“Des viticulteurs ne trouvent pas assez de français pour 1000 euros les 10 jours de travail” Et sont donc obligés de recruter à l’étranger. La chose se passe en Champagne.
Voici un titre pour le moins simplificateur de BFMTV pour faire du clic (et les commentaires en dessous, sur leur page facebook sont, sans surprise, souvent à vomir sur les étrangers et ou l’assistanat, venant de gens n’ayant jamais fait les vendanges eux-mêmes). Le sujet des chômeurs qui seraient assistés et refuseraient de faire les vendanges pendant que les étrangers viendraient prendre leur travail est un vieux marronnier du débat public à chaque rentrée.
Faire les vendanges ce n’est pas qu’une question de volonté pour les chômeurs
Si il est vrai que certains privés d’emploi pourraient aller profitablement aller s’employer dans la vigne et qu’un certain nombre s’en dispensent, la réalité est bien plus nuancée que le dit le titre “putaclic” de la chaine d’information continue.

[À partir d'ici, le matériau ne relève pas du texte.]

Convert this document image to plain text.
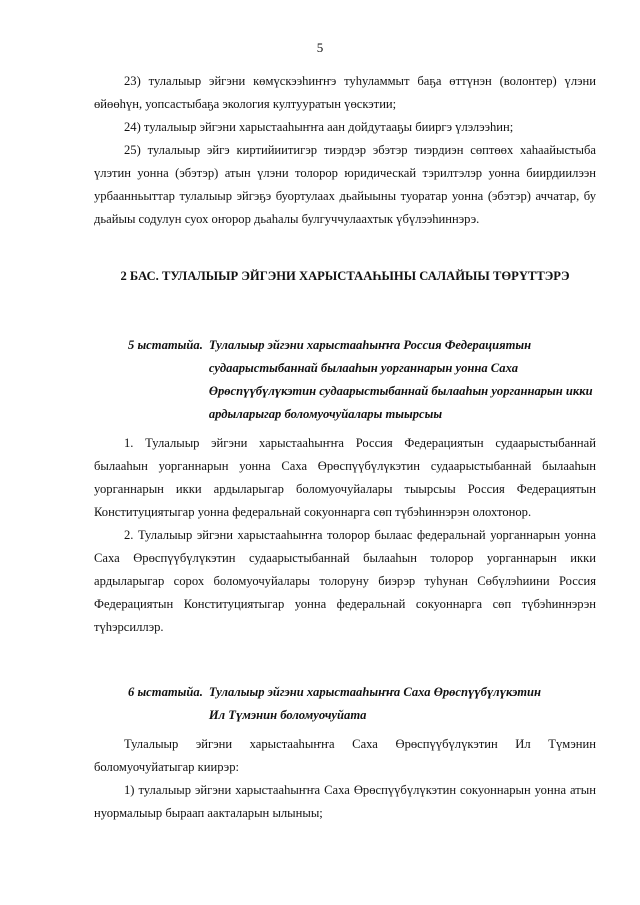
5

23) тулалыыр эйгэни көмүскээһиҥҥэ туһуламмыт баҕа өттүнэн (волонтер) үлэни өйөөһүн, уопсастыбаҕа экология култууратын үөскэтии;

24) тулалыыр эйгэни харыстааһыҥҥа аан дойдутааҕы бииргэ үлэлээһин;

25) тулалыыр эйгэ киртийиитигэр тиэрдэр эбэтэр тиэрдиэн сөптөөх хаһаайыстыба үлэтин уонна (эбэтэр) атын үлэни толорор юридическай тэрилтэлэр уонна биирдиилээн урбаанньыттар тулалыыр эйгэҕэ буортулаах дьайыыны туоратар уонна (эбэтэр) аччатар, бу дьайыы содулун суох оҥорор дьаһалы булгуччулаахтык үбүлээһиннэрэ.

2 БАС. ТУЛАЛЫЫР ЭЙГЭНИ ХАРЫСТААҺЫНЫ САЛАЙЫЫ ТӨРҮТТЭРЭ

5 ыстатыйа. Тулалыыр эйгэни харыстааһыҥҥа Россия Федерациятын
судаарыстыбаннай былааһын уорганнарын уонна Саха Өрөспүүбүлүкэтин судаарыстыбаннай былааһын уорганнарын икки ардыларыгар боломуочуйалары тыырсыы

1. Тулалыыр эйгэни харыстааһыҥҥа Россия Федерациятын судаарыстыбаннай былааһын уорганнарын уонна Саха Өрөспүүбүлүкэтин судаарыстыбаннай былааһын уорганнарын икки ардыларыгар боломуочуйалары тыырсыы Россия Федерациятын Конституциятыгар уонна федеральнай сокуоннарга сөп түбэһиннэрэн олохтонор.

2. Тулалыыр эйгэни харыстааһыҥҥа толорор былаас федеральнай уорганнарын уонна Саха Өрөспүүбүлүкэтин судаарыстыбаннай былааһын толорор уорганнарын икки ардыларыгар сорох боломуочуйалары толоруну биэрэр туһунан Сөбүлэһиини Россия Федерациятын Конституциятыгар уонна федеральнай сокуоннарга сөп түбэһиннэрэн түһэрсиллэр.

6 ыстатыйа. Тулалыыр эйгэни харыстааһыҥҥа Саха Өрөспүүбүлүкэтин
Ил Түмэнин боломуочуйата

Тулалыыр эйгэни харыстааһыҥҥа Саха Өрөспүүбүлүкэтин Ил Түмэнин боломуочуйатыгар киирэр:

1) тулалыыр эйгэни харыстааһыҥҥа Саха Өрөспүүбүлүкэтин сокуоннарын уонна атын нуормалыыр быраап аакталарын ылыныы;
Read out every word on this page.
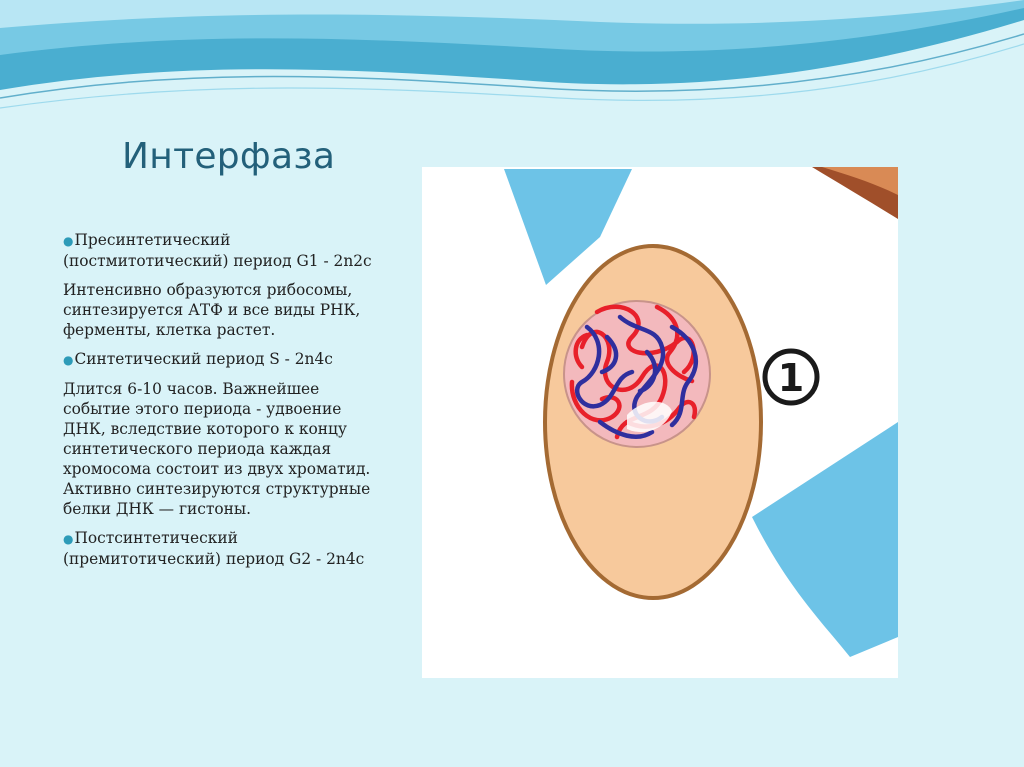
Интерфаза

●Пресинтетический (постмитотический) период G1 - 2n2c

Интенсивно образуются рибосомы, синтезируется АТФ и все виды РНК, ферменты, клетка растет.

●Синтетический период S - 2n4c

Длится 6-10 часов. Важнейшее событие этого периода - удвоение ДНК, вследствие которого к концу синтетического периода каждая хромосома состоит из двух хроматид. Активно синтезируются структурные белки ДНК — гистоны.

●Постсинтетический (премитотический) период G2 - 2n4c

1
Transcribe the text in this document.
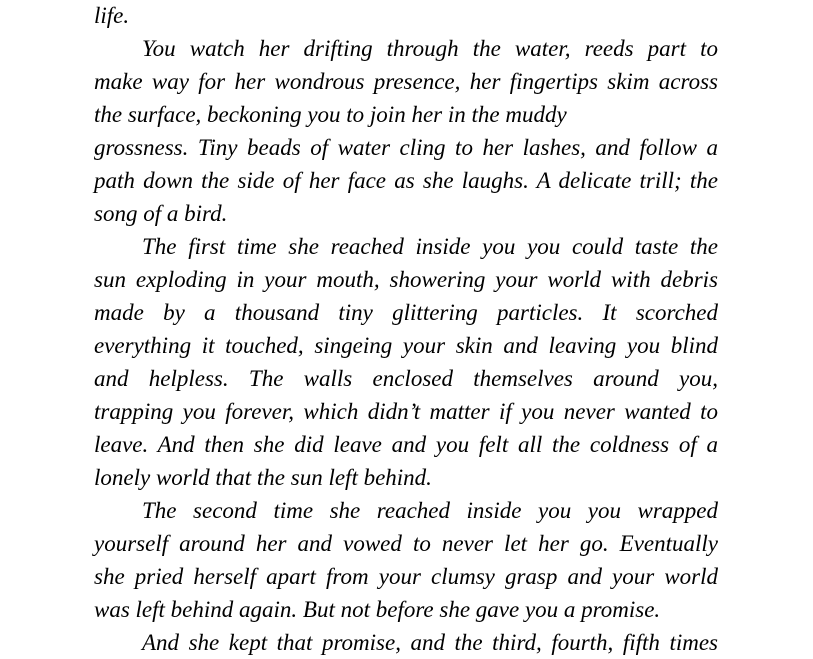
life.
You watch her drifting through the water, reeds part to
make way for her wondrous presence, her fingertips skim across
the surface, beckoning you to join her in the muddy
grossness. Tiny beads of water cling to her lashes, and follow a
path down the side of her face as she laughs. A delicate trill; the
song of a bird.
The first time she reached inside you you could taste the
sun exploding in your mouth, showering your world with debris
made by a thousand tiny glittering particles. It scorched
everything it touched, singeing your skin and leaving you blind
and helpless. The walls enclosed themselves around you,
trapping you forever, which didn’t matter if you never wanted to
leave. And then she did leave and you felt all the coldness of a
lonely world that the sun left behind.
The second time she reached inside you you wrapped
yourself around her and vowed to never let her go. Eventually
she pried herself apart from your clumsy grasp and your world
was left behind again. But not before she gave you a promise.
And she kept that promise, and the third, fourth, fifth times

Déjà parce que les vendanges, je le sais pour les avoir faites dans le nord du beaujolais, ce n’est pas accessible sur plusieurs jours à toutes les conditions physiques. Les chômeurs un peu trop vieux, un peu trop malades, un peu trop faibles, souvent plus nombreux que la moyenne chez les privés d’emplois auront du mal à tenir le rythme. Par ailleurs les mères et péres élevant seuls des enfants en bas âge sont aussi exclus (je me souviens lors d’une vendange en beaujolais des difficultés d’une collègue vendangeuse obligée de trouver de l’argent suite à un souci d’assurance et qui avait du laisser son petit de 2 ans).Mais aussi qu’il y a de vrais obstacles à venir faire les vendanges : il faut rester des jours et des semaines loin de chez soi, trouver un moyen de locomotion (même si certains propriétaires mais pas tous loin de la viennent chercher les vendangeurs dans les villes à proximité) et rares sont les exploitations à portée de train quand on peut se le payer et les privés d’emploi n’ont pas tous, bien loin de là, une voiture et de l’essence.
Un revenu des vendanges qui est en réalité en-dessous du SMIC
Une fois sur place, le revenu tiré est en dessous du SMIC. Il faut se loger et il est de plus en plus rare que le vigneron héberge, en partie à cause des normes, en partie à cause de la perte de cette tradition. Et si il héberge c’est déduit bien évidemment de la paye.Ainsi que les repas sur place, voire, cela m’est arrivé, les gants de protection pour vendanger. Et si on est pas hébergé par le vigneron, il faudra bien trouver à dormir quelque part, ce qui n’est pas gratuit. A la fin on s’en sort pour plutôt 300 ou 400/500 euros nets tout déduit après l’équivalent de deux semaines de travail que pour la somme promise par BFMTV. A compte, nombreux sont ceux qui préfèrent aller travailler dans un fast-food.
Certains ont du mal à payer les vendangeurs pendant que d’autres font le choix de chercher le moins cher possible chez les demandeurs d’emploi
Certes certains vignerons, notamment dans le nature, ne peuvent payer davantage ceux qui récoltent le raisin. Mais les grandes maisons de champagne qui en ont les moyens (LVMH propriétaire de pas mal de marques du célèbre vin est la première valeur boursière française) plutôt que de faire jouer l’offre et la demande, vont chercher des salariés, c’est leur droit le plus strict, dans des pays où un bénéfice de quelques centaines d’euros c’est beaucoup. Ce qui lui permet de continuer à proposer 7,7 euros horaire (moins la nourriture, une partie du déplacement et le logement donc).
Même si certains qui pourraient aller les faire s’en dispensent et qu’il serait mensonger de le nier, on est loin donc du schéma “les chômeurs veulent pas bosser” et “les étrangers prennent nos boulots” qu’on peut lire ça et là à chaque vendange.